A new direction for Central Bank Digital Currency (CBDC) has been revealed by research on the future of digital currencies by Antoine Martin of the Federal Reserve Bank of New York. Central banks could encourage the creation of secure stablecoins rather than investing more money and resources into creating their own digital currency, according to Martin. The financial research advisor stated:
“Stablecoins are much better payment instruments than Bitcoin and stabalise their value by being backed by assets denominated in a fiat currency. They commonly depend on commercial bank money to hold the reserve assets that back their coin representations and this is typically the US dollar.”
Lord Chris Holmes, Vice-Chair of the All-Party Parliamentary Group on FinTech, House of Lords, and Sir Jon Cunliffe, Deputy Governor of the Bank of England, both presented at the conference, which was themed “DeFi & Digital Currencies: The Challenges & Opportunities for Policy Makers.” While the Bank of Canada and the Bank of International Settlements also made presentations.

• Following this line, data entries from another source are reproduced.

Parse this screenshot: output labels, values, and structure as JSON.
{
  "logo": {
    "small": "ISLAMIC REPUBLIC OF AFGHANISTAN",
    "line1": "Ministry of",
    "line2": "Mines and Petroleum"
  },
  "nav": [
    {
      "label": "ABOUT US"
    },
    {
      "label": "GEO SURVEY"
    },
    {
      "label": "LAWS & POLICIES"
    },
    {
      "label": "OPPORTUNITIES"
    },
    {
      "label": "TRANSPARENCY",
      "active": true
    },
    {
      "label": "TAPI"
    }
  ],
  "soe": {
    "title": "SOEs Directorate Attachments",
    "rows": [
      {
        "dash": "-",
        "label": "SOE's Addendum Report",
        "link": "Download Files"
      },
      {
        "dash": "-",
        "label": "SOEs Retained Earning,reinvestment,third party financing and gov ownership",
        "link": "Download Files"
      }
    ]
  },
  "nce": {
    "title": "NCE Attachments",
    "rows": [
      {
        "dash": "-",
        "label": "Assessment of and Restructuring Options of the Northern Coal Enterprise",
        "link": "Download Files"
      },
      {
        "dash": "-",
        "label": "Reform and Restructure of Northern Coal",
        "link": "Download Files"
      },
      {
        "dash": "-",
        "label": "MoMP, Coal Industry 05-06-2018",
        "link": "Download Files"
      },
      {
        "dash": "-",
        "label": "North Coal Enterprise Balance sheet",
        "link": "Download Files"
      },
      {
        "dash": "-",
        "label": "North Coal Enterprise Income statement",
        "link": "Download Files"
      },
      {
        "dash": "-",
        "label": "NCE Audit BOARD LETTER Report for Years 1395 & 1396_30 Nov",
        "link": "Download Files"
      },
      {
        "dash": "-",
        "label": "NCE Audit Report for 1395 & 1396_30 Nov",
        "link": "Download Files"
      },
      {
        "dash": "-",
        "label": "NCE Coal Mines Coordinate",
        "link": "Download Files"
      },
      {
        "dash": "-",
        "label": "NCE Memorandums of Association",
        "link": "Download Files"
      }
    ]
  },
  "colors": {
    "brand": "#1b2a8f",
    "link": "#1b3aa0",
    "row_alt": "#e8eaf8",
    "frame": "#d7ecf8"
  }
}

“Instead of issuing a retail CBDC, central banks could support stablecoins by allowing them to be backed one-for-one with balances in a central bank account. They could also facilitate a bankruptcy remote legal structure to ensure that end-users are paid in full even if the issuer becomes bankrupt,” added Martin.
While the Federal Reserve has previously stated a slower, more deliberate approach to creating a digital dollar, the New York Fed recently launched a pilot regulated liability network for private banks to test out digital liabilities.